With his 1.87m frame, he used to rely heavily on mid-court containment with his long reach.
Now, he takes the initiative more, switching fluently between attack and defence.
It has paid off handsomely.
Out of 26 career titles, seven came last year - matching Lin's haul in 2006, 2007 and 2011.
He lifted the prestigious All-England Open title and the World Championship for the second time in his career and became the first man to amass more than 100,000 world ranking points.
In an earlier interview with Chinese media, China's head coach Li Yongbo had stated that this is the Chen Long era.
A win over Lin Dan here next week and in the Olympics will prove him right.
"I have learned to deal with pressure and relax. I don't think about being a champion, I just put my heart into the game I love," said Chen.
"I want to keep improving and be more all-rounded, not just relying on one or two styles to win points.
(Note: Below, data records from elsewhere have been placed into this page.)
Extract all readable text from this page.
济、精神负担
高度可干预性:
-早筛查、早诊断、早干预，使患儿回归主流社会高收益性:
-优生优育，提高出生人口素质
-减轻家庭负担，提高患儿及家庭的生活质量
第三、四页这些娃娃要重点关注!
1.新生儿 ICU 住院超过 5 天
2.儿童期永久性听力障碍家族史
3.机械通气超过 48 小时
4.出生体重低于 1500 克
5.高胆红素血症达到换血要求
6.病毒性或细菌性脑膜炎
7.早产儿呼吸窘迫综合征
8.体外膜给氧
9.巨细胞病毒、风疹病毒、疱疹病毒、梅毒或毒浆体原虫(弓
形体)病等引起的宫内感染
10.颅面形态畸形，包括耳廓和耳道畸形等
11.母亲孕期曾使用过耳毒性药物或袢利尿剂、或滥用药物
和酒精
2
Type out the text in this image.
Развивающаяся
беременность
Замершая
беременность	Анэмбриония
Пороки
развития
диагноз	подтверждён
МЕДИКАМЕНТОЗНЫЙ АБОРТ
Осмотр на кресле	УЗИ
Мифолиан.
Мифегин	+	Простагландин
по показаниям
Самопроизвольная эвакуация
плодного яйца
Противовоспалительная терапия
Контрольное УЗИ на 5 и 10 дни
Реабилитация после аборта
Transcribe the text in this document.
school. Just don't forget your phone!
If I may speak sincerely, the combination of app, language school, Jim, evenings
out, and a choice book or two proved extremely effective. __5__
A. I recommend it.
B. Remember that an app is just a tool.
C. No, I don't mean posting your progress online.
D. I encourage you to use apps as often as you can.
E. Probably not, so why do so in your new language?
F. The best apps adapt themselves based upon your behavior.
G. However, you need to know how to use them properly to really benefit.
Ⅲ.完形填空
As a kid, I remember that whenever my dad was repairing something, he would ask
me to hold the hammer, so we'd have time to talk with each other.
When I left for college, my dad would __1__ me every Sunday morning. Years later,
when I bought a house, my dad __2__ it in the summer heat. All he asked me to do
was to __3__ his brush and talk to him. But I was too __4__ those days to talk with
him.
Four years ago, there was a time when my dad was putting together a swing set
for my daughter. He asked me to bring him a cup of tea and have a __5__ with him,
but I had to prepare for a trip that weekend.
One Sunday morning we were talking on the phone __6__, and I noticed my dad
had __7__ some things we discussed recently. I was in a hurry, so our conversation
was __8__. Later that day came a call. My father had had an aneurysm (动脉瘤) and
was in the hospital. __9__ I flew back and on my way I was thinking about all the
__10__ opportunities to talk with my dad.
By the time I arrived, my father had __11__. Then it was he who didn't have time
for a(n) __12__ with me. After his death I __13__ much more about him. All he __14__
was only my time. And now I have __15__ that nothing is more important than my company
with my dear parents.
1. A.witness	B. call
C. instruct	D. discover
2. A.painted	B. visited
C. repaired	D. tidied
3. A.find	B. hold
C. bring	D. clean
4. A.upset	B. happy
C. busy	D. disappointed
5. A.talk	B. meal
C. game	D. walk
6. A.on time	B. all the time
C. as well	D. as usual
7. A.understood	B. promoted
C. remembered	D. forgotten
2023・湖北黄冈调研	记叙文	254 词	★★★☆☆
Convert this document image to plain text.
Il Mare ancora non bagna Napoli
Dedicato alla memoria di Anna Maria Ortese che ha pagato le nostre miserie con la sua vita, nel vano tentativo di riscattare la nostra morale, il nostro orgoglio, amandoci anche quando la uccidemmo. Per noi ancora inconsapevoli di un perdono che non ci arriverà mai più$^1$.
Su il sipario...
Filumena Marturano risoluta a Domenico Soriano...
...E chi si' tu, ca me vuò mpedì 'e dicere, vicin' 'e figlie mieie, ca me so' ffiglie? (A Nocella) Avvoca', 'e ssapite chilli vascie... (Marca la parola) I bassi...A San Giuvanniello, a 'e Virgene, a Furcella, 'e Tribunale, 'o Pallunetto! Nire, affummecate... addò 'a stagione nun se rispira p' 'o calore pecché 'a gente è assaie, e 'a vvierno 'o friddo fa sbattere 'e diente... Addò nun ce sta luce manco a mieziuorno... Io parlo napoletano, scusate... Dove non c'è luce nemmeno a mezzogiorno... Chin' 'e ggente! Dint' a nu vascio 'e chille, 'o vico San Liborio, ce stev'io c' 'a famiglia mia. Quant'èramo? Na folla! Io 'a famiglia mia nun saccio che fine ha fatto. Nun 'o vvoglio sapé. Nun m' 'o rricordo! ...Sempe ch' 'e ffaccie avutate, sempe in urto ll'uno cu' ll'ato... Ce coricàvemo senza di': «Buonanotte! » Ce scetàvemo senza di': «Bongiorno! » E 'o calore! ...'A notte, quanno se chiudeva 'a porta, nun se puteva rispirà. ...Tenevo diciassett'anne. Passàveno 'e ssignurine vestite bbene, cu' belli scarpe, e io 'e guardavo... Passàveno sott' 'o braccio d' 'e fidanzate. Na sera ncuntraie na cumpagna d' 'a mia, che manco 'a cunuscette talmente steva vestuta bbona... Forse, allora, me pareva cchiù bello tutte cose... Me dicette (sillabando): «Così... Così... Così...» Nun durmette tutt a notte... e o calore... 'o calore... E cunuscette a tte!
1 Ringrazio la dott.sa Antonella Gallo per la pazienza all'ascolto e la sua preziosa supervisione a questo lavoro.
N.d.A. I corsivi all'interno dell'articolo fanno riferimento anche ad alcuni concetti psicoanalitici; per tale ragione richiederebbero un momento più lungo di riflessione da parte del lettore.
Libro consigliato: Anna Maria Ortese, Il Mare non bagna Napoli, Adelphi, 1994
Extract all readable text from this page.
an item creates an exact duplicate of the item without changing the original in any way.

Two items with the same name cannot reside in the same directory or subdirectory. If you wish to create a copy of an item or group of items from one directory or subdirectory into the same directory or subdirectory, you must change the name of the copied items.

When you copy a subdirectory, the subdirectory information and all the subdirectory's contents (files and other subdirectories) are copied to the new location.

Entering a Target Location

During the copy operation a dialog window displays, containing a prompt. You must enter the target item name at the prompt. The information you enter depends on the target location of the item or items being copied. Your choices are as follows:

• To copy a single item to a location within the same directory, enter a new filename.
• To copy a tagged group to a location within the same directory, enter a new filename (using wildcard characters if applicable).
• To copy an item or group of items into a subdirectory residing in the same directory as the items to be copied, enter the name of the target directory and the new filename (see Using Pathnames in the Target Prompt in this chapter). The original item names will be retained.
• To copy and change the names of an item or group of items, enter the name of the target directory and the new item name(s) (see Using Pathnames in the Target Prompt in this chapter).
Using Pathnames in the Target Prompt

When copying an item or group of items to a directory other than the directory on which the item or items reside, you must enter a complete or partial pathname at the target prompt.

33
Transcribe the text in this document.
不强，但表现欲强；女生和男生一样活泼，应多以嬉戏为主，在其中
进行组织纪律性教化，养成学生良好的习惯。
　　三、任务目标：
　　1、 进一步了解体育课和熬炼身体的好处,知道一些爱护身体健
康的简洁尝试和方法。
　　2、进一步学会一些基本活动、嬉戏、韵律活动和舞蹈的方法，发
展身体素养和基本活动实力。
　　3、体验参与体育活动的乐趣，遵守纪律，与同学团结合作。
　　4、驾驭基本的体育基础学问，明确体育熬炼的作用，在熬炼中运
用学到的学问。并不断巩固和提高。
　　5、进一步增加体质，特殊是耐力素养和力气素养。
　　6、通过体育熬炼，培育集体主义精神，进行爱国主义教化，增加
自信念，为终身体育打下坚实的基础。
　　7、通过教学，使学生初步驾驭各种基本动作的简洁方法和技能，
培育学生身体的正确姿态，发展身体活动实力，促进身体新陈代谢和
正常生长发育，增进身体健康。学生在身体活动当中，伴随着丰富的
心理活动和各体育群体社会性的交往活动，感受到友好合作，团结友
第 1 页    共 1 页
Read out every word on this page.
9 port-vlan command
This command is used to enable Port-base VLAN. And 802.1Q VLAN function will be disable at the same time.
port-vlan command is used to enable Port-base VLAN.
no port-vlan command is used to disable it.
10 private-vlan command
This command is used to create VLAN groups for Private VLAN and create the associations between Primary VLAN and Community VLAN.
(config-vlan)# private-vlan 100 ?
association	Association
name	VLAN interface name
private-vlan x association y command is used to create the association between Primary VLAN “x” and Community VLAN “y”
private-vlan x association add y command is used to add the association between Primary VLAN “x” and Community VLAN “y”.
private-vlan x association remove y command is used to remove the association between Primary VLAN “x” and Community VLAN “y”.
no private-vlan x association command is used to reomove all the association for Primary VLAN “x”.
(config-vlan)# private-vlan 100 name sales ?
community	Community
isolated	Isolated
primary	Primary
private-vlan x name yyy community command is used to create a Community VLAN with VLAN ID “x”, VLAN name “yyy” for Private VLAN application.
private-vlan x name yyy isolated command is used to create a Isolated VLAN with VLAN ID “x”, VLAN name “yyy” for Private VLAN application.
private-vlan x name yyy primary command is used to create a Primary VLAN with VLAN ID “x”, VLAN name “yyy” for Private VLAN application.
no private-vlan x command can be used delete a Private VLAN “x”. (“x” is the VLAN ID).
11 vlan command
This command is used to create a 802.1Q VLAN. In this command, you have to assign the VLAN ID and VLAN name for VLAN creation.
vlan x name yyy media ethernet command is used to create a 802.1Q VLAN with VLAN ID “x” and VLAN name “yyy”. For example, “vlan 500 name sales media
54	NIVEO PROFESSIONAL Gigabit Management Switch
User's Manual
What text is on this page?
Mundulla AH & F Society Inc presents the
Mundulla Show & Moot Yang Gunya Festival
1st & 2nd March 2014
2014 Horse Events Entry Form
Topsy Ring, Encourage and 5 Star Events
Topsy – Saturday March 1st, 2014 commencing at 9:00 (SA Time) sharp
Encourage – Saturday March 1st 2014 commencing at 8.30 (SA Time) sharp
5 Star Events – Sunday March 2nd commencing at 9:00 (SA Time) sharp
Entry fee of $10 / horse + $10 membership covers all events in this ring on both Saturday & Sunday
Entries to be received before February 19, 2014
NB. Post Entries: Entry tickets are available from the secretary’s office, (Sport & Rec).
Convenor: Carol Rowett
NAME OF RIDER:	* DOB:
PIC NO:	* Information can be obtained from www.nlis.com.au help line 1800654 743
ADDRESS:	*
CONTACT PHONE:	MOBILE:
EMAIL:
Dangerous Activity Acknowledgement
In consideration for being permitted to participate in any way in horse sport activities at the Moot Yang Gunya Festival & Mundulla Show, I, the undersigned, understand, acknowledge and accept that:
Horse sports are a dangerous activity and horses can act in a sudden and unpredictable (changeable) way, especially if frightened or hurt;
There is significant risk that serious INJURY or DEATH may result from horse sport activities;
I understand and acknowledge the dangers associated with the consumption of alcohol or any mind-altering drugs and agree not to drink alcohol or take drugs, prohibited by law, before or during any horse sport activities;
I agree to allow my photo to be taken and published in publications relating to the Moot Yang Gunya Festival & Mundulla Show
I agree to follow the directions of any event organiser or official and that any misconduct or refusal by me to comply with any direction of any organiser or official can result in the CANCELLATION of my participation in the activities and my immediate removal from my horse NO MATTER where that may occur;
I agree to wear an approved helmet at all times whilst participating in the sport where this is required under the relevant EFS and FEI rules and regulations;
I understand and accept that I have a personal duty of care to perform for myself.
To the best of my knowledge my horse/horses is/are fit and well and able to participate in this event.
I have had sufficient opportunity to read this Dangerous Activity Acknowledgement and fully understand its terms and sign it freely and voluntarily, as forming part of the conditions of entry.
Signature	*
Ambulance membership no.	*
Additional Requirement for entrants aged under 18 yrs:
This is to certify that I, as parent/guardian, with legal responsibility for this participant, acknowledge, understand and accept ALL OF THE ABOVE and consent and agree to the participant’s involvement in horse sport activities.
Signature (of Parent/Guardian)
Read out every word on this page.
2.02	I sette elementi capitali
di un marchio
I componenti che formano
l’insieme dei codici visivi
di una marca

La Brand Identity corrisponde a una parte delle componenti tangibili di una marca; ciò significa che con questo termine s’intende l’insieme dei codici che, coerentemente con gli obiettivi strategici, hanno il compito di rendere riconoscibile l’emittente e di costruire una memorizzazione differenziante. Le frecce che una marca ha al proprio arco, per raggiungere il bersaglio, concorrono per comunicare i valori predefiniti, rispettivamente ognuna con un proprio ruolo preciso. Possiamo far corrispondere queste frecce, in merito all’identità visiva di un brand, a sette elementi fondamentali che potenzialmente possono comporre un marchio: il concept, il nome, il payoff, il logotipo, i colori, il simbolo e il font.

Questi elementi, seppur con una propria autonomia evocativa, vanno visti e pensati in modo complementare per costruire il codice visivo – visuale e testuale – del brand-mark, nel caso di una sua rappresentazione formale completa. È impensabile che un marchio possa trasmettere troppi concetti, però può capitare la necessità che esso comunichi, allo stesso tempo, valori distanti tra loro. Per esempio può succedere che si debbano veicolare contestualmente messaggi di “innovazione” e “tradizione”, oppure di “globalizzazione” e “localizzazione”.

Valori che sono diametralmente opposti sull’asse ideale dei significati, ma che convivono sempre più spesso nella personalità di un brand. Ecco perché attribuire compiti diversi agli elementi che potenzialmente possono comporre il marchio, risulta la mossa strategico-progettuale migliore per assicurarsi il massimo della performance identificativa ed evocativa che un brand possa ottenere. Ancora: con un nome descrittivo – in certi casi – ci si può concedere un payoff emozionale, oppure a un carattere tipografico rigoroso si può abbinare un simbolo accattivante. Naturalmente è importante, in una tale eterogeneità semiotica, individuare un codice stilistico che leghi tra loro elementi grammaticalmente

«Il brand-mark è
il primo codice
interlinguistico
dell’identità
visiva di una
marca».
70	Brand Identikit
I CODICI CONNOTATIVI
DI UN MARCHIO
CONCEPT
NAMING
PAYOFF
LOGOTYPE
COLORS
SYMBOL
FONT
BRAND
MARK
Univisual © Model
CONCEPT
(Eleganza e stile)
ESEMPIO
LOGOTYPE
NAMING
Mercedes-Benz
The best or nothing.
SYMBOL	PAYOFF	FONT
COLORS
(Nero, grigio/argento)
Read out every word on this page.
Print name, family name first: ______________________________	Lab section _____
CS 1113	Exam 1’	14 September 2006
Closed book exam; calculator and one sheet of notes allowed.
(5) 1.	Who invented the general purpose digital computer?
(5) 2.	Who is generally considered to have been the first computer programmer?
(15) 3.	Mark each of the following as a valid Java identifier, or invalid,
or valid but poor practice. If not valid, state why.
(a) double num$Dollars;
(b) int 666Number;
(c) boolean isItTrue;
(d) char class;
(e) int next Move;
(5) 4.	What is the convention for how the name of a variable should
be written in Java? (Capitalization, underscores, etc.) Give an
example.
"Only I will know which is best for me, so I'm going to tailor my tactics according to my strengths.
"My aim is to experiment with and master every style there is and use them all.
"Having lost in the second round in 2011 and 2015, I would like to do a lot better in Singapore.
"Like every tournament, I take the Singapore Open very seriously as I want to break the 100,000-point mark in the world rankings again."
OUE S'pore Open details
The US$350,000 ($501,230) OUE Singapore Open will be held at the Indoor Stadium from April 12 to 17. This is the final Superseries tournament for players to earn qualifying points for August's Rio Olympics.
World No. 1 Chen Long and Olympic champion Lin Dan will lead a 31-strong Chinese contingent here. National shuttlers like 2012 Olympian and 2014 Commonwealth Games men's singles silver medallist Derek Wong, 2015 SEA Games men's singles silver medallist Loh Kean Yew and mixed doubles pair Danny Bawa Chrisnanta and Vanessa Neo will also be in action.
More than 70 per cent of the tickets for the public have already been sold. Tickets for adults range from $20 to $60, while tickets for children Under-12 start from $5. Tickets can be purchased at www.sportshub.com.sg/sportshubtix.